Eric Rahm

Minimum alignment of allocation across platforms

In Firefox we use a custom allocator, mozjemalloc, based on a rather ancient version of jemalloc. The motivation for using a custom allocator is that it potentially gives us both performance and memory wins. I don’t know the full history, so I’ll let someone else write that up. What I do know is that we use it and it behaves a bit differently than system malloc implementations in a rather significant way: minimum alignment.

Why does this matter? Well it turns out C runtime implementations and/or compilers make some assumptions based on what the minimum allocation size and alignment is. For example in bug 1181142 we’re looking at a crash on Windows that happens in strcmp. The CRT decided to walk off the end of a page because it was comparing 4 bytes at a time.

Crossing the page boundary.

Why was it doing that? Because the minimum allocation size is at least 4-bytes, so why not? If you head over to MSDN it’s spelled out somewhat clearly (although older versions of that page lack the specific byte sizes):

A fundamental alignment is an alignment that’s less than or equal to the largest alignment that’s supported by the implementation without an alignment specification. (In Visual C++, this is the alignment that’s required for a double, or 8 bytes. In code that targets 64-bit platforms, it’s 16 bytes.)

We’ve had similar issues on Linux (and maybe OS X), see bug 691003 for more historical details.

As it turns out we’re still not exactly in compliance in Linux which seems to stipulate 8-byte alignment on 32-bit and 16-byte alignment on 64-bit:

The address of a block returned by malloc or realloc in GNU systems is always a multiple of eight (or sixteen on 64-bit systems).

We haven’t seen a compelling reason to go up to a 8-byte alignment on 32-bit platforms (in the form of crashes) but perhaps that’s due to Linux being such a small percentage of our users.

And lets not forget about OS X, which as far as I can tell has always had a 16-byte alignment minimum.

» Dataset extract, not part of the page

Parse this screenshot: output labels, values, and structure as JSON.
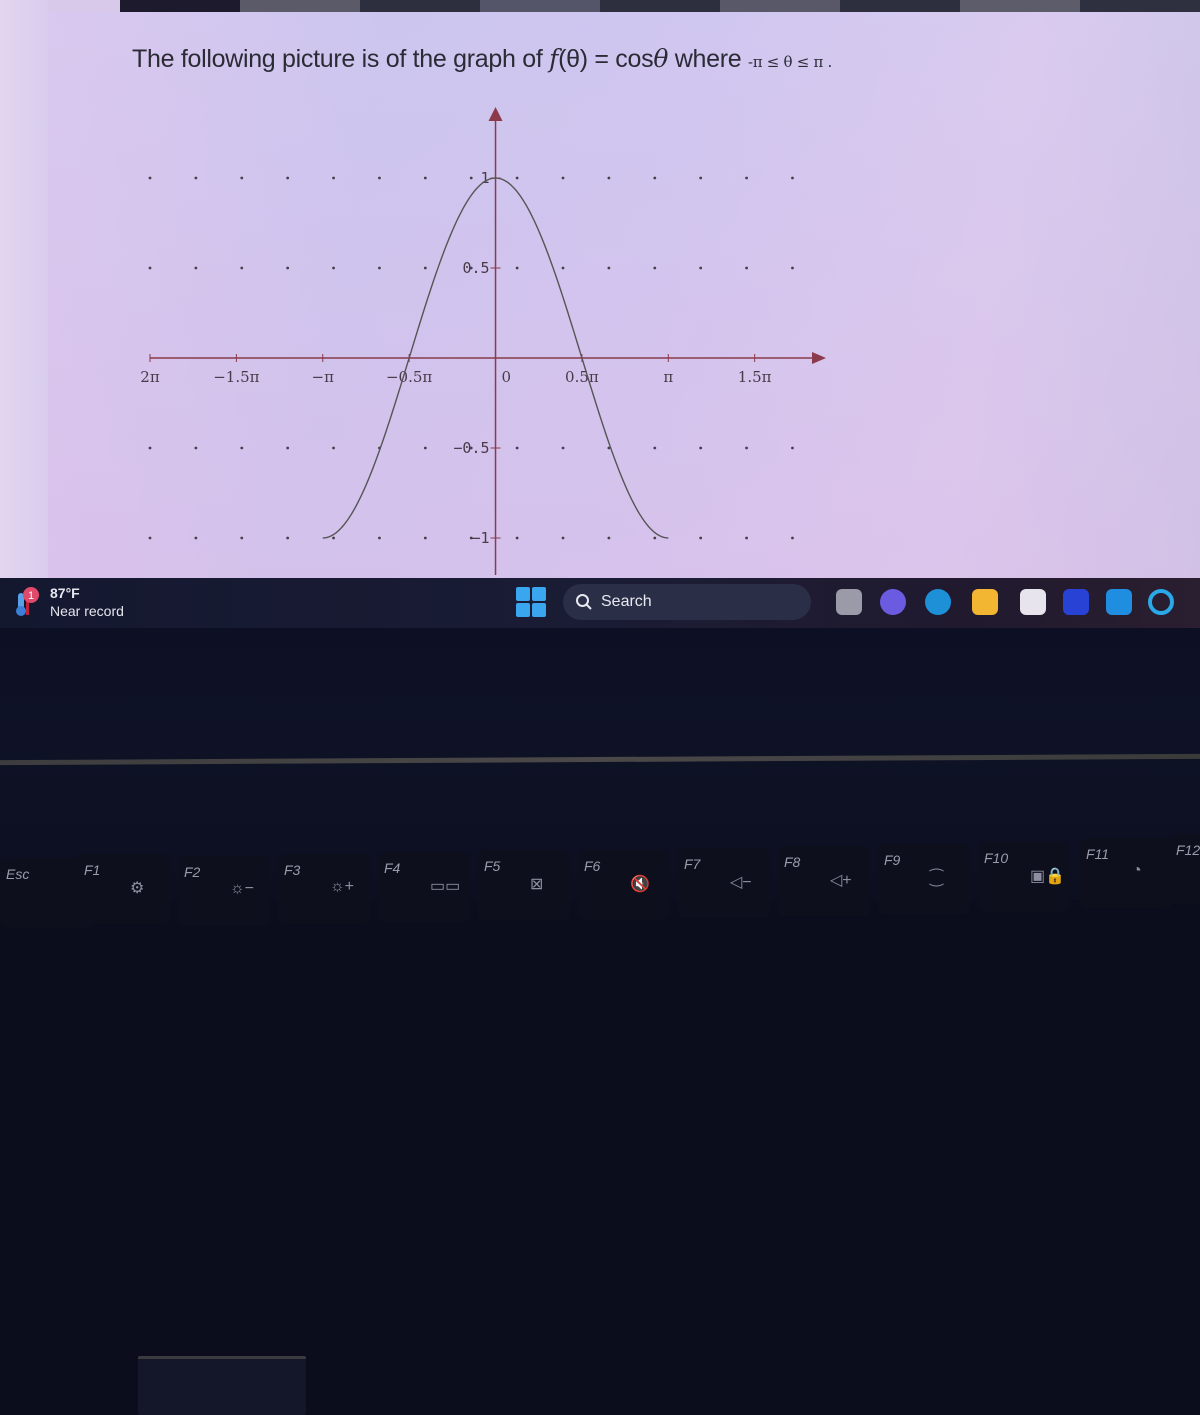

I can’t find where that’s spelled out in bytes, but go bang on malloc and you’ll always get a 16-byte aligned thing. My guess is this is a leftover from the PPC days and altivec. From the malloc man page for OS X:

The allocated memory is aligned such that it can be used for any data type, including AltiVec- and SSE-related types.

Again we haven’t seen crashes pointing to the lack of 16-byte alignment, again perhaps that’s because OS X is also a small percentage of our users. On the other hand maybe this is just an optimization but not an outright requirement.

So what happens when we do the right thing? Odds are less crashes which is good. Maybe more memory usage (you ask for a 1-byte thing on 64-bit Windows you’re going to get a 16-byte thing back), although early testing hasn’t shown a huge impact. Perf-wise there might be a win, with guaranteed minimum sizes we can compare things a bit quicker (4, 8, 16 bytes at a time).